2つ目は「安全で質の高い医療技術の提供」です。ロボット支援手術など医療技術の進歩・普及により、従来は困難だった手術もできるようになっている一方で、技術の進歩ゆえに起こりうるインシデントもたびたび報告されています。医療技術を安全に提供するための体制整備に取り組んでいきます。
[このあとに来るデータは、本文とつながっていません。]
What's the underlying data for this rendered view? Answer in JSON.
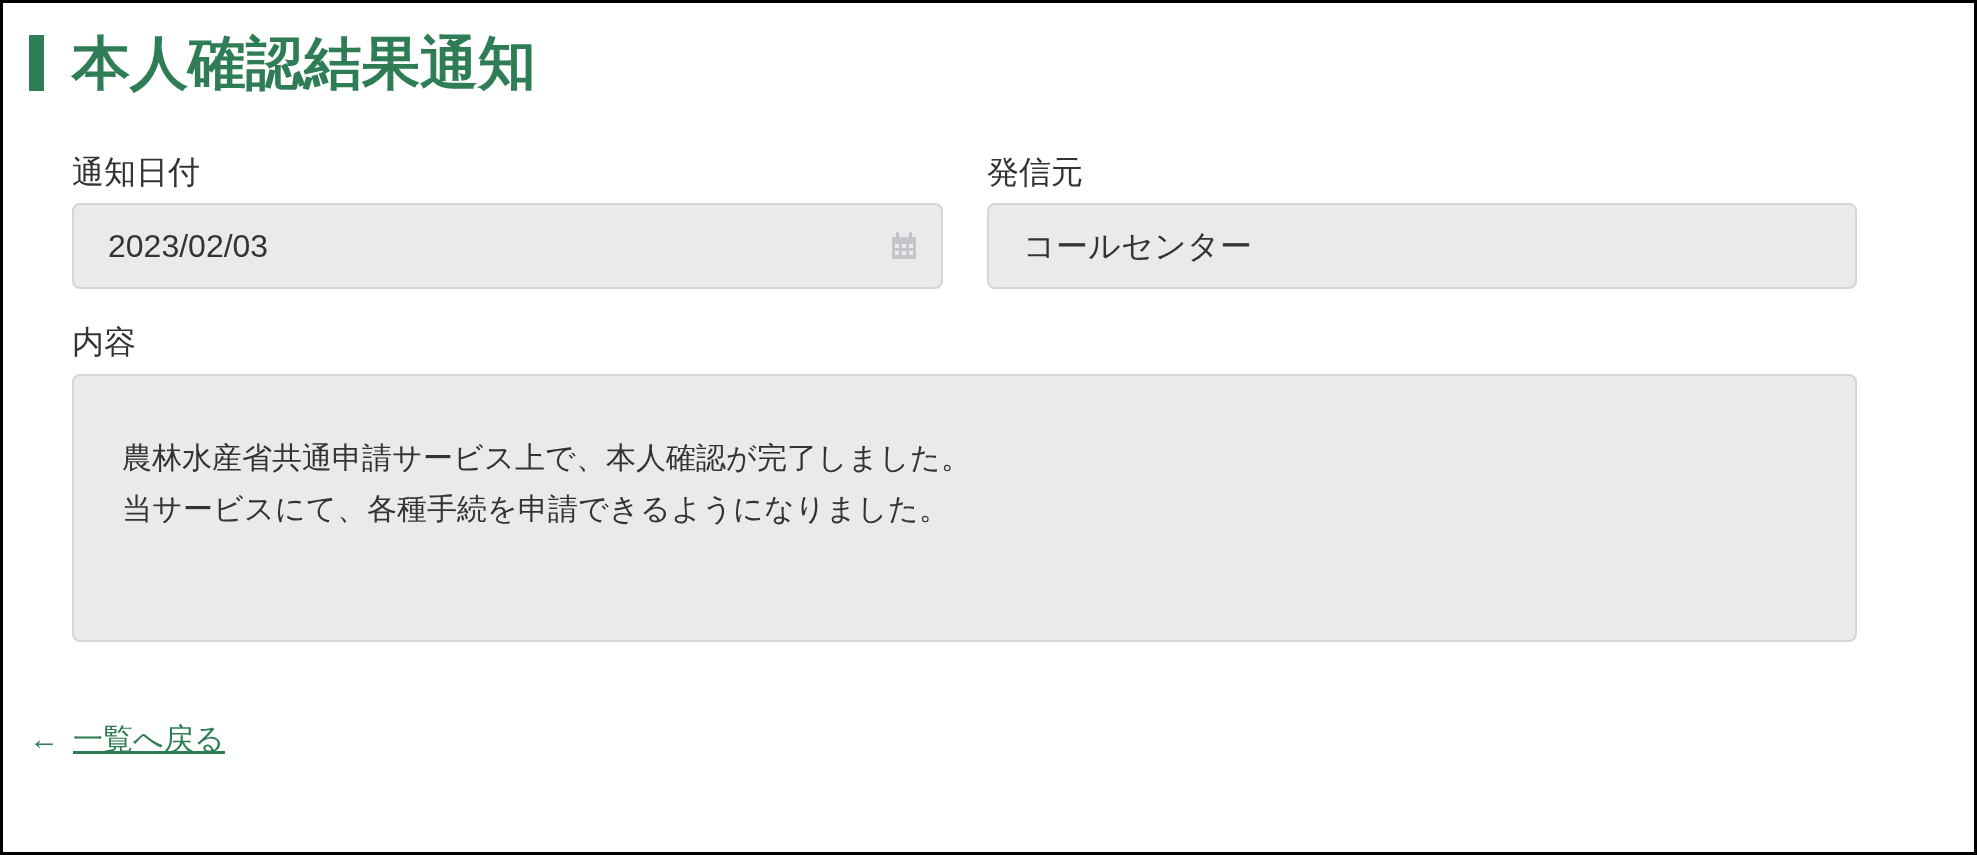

3つ目は「国際交流の支援」です。コロナ禍で停滞した国際交流は、回復しつつあるものの、以前のレベルには戻っていません。特に若手の医師は、日本から飛び出して海外の研究者と積極的に交流することが大切だと私は感じています。意欲と実績を備えた若手医師が、国際学会などの場で経験を積めるように学会として支援していきたいと思っています。
4つ目は「新専門医制度に関する協議の推進」です。2018年度から開始された新専門医制度は専門医の質の担保や地域偏在の解消などを目的とした制度ですが、解決すべき課題が多く存在します。たとえば、新専門医制度の開始に伴い導入された「シーリング制度」は、医師の地域偏在・診療科偏在を解消するために、専攻医の採用数に上限(シーリング)を設けるものですが、果たしてこれでよいのかという議論は今後も続けていかなければならないでしょう。シーリング制度は医師によっても意見が大きく分かれているなかで、泌尿器科学会としての意見を統一し、制度のよりよいあり方について、日本専門医機構および厚生労働省と継続的な協議を行いたいと思います。
5つ目は「泌尿器科領域のダイバーシティの促進」です。これは私自身、特に注力していきたいと考えていることです。2025年現在、日本泌尿器科学会には2名の女性理事が在籍しています。これらの理事は女性枠を設けたうえで選出したのですが、本来なら女性枠などを特別に設けなくとも、より多くの女性医師が学会の中枢で自然と活躍できるような環境であるべきだと考えています。しかしながら、学会の理事になるためには、大学病院や大学院で講師や准教授、教授などの職についていなければならず、そうした女性医師はまだ少ないのが現状です。女性の泌尿器科医は年々増えてきているので、これからは女性医師もキャリアを築いていけるような根本的な環境整備を進めていきたいと考えています。
医学生時代、どの診療科に進もうか悩んでいたときに「弱い立場にいる人の役に立ちたい」という思いを抱き、高齢者を診療する機会の多い泌尿器科を選びました。泌尿器科の魅力の1つは、1人の患者さんを長く診療できることです。たとえば、呼吸器内科と呼吸器外科といったように、多くの診療科では内科/外科で役割分担をしています。対して、泌尿器科は内科的な診療も外科的な診療も行うため、診断から手術、手術後のフォロー、抗がん薬治療、そして最期の看取りまで一貫して担当します。現在、私が診ている患者さんの中にも、60歳代から約25年、ずっと診療を続けている方がいらっしゃいます。患者さんの人生のさまざまな局面を共に歩ませていただくことは非常に貴重な体験で、泌尿器科の診療の醍醐味だと感じています。
また、泌尿器科は腎臓、膀胱、前立腺など多様な臓器を扱い、それぞれのがんの性質もまったく異なります。さらに、腎臓は肝臓・膵臓・脾臓と近接しているため、消化器外科の知識が必要となったり、前立腺・膀胱は直腸や子宮と隣接しているため、消化器外科や婦人科の医師と共同して大規模な手術を行ったりする場合もあります。診療で扱う範囲が広く、幅広い知識を求められることはとてもやりがいがあり、それも泌尿器科の魅力なのであろうと思います。
1912年の設立以来110年以上の歴史を持つ日本泌尿器科学会は、現在会員数が1万人を超えています。超高齢社会という時代において、泌尿器科領域が解決すべき問題は数多く積み重なっています。私は理事長として、さまざまな立場の方から頂く多様な意見をまとめ、これらの課題に前向きに取り組んでいきます。さらに、泌尿器科の存在意義を示し、泌尿器科医がそれぞれの職場で働きやすい環境を作ることで、最終的には国民の皆さんに、よりよい医療が提供できる体制を作りたいと思います。